Enhancing Biomedical Information Retrieval with Semantic Search: A Comparative Analysis Using PubMed Data

Adela Ljajić1, Lorenzo Cassano2, Miloš Košprdić1*, Bojana Bašaragin1, Darija Medvecki1 and Nikola Milošević2

1 Institute for Artificial Intelligence Research and Development of Serbia, Novi Sad, Serbia

2 Bayer A.G., Research and Development,
Berlin, Germany

milos.kosprdic [at] ivi.ac.rs

Abstract

PubMed excels in retrieving scientific articles through keyword matching in biomedical literature. However, its efficacy in comprehending and addressing natural language queries is limited due to its emphasis on basic text matching and absence of contextual understanding. This limitation becomes challenging when users pose inquiries in natural language that do not align with the structured vocabulary of the database. To address this, we are presenting an Information Retrieval System utilizing indexed data sourced from PubMed articles (title+abstract), which employs a combination of lexical and semantic search to retrieve the most accurate responses to user inquiries.

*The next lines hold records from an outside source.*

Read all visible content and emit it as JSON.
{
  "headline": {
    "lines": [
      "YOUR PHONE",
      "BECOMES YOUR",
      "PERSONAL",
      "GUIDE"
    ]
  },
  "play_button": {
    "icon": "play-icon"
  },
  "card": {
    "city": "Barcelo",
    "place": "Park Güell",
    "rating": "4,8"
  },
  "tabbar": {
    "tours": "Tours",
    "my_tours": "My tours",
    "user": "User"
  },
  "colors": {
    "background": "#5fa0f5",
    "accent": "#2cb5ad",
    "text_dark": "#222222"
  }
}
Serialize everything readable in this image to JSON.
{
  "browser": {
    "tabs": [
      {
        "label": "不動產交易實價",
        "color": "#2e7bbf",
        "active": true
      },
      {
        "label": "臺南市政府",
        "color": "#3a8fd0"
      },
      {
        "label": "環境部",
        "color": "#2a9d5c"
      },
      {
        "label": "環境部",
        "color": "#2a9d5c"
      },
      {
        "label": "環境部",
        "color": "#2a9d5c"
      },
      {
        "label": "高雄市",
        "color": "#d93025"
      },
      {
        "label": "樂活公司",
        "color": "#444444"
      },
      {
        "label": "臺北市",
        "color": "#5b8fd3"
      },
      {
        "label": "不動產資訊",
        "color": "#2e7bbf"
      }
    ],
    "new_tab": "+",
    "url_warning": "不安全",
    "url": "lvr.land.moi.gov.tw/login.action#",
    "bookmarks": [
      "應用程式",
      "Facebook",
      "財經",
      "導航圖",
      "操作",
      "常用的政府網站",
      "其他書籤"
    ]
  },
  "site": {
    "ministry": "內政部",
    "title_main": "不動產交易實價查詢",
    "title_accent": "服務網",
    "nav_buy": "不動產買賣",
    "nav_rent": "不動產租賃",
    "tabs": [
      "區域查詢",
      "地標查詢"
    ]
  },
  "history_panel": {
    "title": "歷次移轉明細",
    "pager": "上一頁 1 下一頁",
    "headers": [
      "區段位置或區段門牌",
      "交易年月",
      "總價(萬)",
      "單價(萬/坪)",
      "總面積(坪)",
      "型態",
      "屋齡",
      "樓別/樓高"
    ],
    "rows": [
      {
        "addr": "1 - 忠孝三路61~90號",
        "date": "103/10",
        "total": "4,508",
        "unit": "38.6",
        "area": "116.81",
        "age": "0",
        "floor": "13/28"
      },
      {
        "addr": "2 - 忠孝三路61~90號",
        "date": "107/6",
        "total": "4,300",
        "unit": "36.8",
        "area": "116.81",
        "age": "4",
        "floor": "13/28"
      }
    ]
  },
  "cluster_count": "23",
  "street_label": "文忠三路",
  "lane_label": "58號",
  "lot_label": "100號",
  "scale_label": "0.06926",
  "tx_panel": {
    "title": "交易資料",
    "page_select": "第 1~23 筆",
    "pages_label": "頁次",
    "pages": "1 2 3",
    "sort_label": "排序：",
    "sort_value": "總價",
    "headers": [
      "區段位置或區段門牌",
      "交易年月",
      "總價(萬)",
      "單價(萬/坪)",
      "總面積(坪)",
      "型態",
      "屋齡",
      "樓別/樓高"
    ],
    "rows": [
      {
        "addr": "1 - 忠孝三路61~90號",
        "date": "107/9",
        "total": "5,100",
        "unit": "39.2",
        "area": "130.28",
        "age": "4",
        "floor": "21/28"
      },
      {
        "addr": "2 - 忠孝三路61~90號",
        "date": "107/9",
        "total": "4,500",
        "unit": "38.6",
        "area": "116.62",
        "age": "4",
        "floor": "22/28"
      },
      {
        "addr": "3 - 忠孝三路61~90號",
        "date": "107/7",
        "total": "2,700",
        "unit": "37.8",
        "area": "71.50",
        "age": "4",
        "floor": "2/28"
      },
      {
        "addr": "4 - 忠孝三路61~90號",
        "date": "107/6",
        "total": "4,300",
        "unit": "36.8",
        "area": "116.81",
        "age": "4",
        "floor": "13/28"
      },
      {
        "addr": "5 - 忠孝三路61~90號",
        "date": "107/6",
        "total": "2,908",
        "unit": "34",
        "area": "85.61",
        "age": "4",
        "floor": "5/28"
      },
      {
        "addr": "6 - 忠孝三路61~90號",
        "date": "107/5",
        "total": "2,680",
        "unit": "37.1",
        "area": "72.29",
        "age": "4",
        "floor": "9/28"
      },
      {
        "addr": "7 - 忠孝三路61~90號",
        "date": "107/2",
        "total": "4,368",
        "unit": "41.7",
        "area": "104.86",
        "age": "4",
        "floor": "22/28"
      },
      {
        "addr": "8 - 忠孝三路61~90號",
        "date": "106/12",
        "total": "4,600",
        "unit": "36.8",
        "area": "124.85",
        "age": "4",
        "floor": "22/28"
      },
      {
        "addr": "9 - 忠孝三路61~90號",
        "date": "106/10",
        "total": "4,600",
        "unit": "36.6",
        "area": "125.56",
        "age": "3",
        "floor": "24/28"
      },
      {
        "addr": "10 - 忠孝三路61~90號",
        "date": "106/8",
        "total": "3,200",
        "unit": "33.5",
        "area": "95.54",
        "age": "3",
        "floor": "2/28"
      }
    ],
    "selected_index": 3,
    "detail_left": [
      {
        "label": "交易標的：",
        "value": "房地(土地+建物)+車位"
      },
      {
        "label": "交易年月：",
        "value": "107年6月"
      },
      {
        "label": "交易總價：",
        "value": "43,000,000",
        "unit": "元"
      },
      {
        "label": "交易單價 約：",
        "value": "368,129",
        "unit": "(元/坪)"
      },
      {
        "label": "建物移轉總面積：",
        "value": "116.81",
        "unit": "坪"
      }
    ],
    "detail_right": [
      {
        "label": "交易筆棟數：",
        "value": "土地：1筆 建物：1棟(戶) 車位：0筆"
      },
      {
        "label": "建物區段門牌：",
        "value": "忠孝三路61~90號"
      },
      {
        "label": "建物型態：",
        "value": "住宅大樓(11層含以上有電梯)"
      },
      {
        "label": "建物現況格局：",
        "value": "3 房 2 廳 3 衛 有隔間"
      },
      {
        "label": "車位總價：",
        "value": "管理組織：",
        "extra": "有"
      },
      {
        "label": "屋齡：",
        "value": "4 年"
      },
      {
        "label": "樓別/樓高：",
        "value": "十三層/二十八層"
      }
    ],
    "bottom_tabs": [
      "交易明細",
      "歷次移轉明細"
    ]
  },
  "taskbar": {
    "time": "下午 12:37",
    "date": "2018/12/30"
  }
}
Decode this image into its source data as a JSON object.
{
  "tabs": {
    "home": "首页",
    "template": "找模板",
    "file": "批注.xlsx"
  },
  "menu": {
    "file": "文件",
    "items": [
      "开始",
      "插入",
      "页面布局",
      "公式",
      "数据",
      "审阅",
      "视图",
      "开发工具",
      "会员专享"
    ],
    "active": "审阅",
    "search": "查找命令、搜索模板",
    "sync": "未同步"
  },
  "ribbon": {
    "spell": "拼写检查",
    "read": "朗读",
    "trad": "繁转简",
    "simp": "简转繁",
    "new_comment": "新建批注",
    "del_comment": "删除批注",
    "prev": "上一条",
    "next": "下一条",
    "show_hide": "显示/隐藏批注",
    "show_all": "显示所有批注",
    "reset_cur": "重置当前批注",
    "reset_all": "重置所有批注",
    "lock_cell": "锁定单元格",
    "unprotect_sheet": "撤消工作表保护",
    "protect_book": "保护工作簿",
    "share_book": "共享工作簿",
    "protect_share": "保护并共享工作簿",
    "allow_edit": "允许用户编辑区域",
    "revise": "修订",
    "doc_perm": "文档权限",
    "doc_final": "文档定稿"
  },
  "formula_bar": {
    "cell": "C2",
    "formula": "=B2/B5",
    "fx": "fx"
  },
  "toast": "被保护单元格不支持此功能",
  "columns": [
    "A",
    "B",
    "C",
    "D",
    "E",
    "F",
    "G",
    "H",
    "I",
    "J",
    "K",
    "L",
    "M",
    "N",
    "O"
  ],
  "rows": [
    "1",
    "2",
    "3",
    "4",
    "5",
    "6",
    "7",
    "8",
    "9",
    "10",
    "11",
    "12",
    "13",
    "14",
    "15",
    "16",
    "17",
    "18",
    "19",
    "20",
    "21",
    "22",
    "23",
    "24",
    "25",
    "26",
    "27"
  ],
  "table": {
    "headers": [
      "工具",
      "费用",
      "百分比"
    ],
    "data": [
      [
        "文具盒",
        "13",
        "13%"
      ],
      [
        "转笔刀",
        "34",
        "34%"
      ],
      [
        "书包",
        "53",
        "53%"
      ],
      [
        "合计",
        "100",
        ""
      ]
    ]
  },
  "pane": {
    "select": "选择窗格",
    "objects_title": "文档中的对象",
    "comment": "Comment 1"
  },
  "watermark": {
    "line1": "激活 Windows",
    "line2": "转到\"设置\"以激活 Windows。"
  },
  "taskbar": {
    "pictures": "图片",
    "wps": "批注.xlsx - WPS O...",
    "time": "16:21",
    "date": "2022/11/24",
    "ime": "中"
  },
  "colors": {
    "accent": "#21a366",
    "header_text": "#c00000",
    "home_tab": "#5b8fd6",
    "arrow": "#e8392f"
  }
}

For the vector representation of concatenated titles and abstracts, we employed a sentence transformer model optimized for asymmetric semantic search, given our focus on shorter queries searching through longer texts. Lexical indexing utilized the OpenSearch database, while semantic indexing was facilitated by Qdrant. Tuning the hybrid search results achieved an optimal balance between lexical and semantic search parameters. Evaluation was conducted using the BioASQ dataset comprising 5049 questions, each paired with PubMed articles and annotated by domain experts. We also used this dataset to assess the performance of the PubMed Search Engine in biomedical question answering, enabling a comparative analysis.

Utilizing the lexical index for document retrieval yielded MAP@10 of 0.411. Through experimentation, we determined that the optimal hybrid query combination entails weights of 0.7 and 0.3 for lexical and semantic components, respectively. Integrating the best lexical results with the semantic index led to an enhanced MAP@10 of 0.425. Assessment of the PubMed search engine on the same BioASQ dataset unveiled MAP@10 of 0.153 when MeSH terms were omitted and MAP@10 of 0.191 when they were included in the search of the PubMed database. Our system notably advances biomedical information retrieval by leveraging a fusion of lexical and semantic search, resulting in heightened precision when responding to natural language queries, surpassing PubMed’s keyword-based approach.

Keywords: PubMed, information retrieval, vector database, LLM’s, hybrid search

Acknowledgement: The project Verif.ai is a collaborative effort of Bayer A.G. and the Institute for Artificial Intelligence Research and Development of Serbia, funded within the framework of the NGI Search project under Horizon Europe grant agreement No 101069364.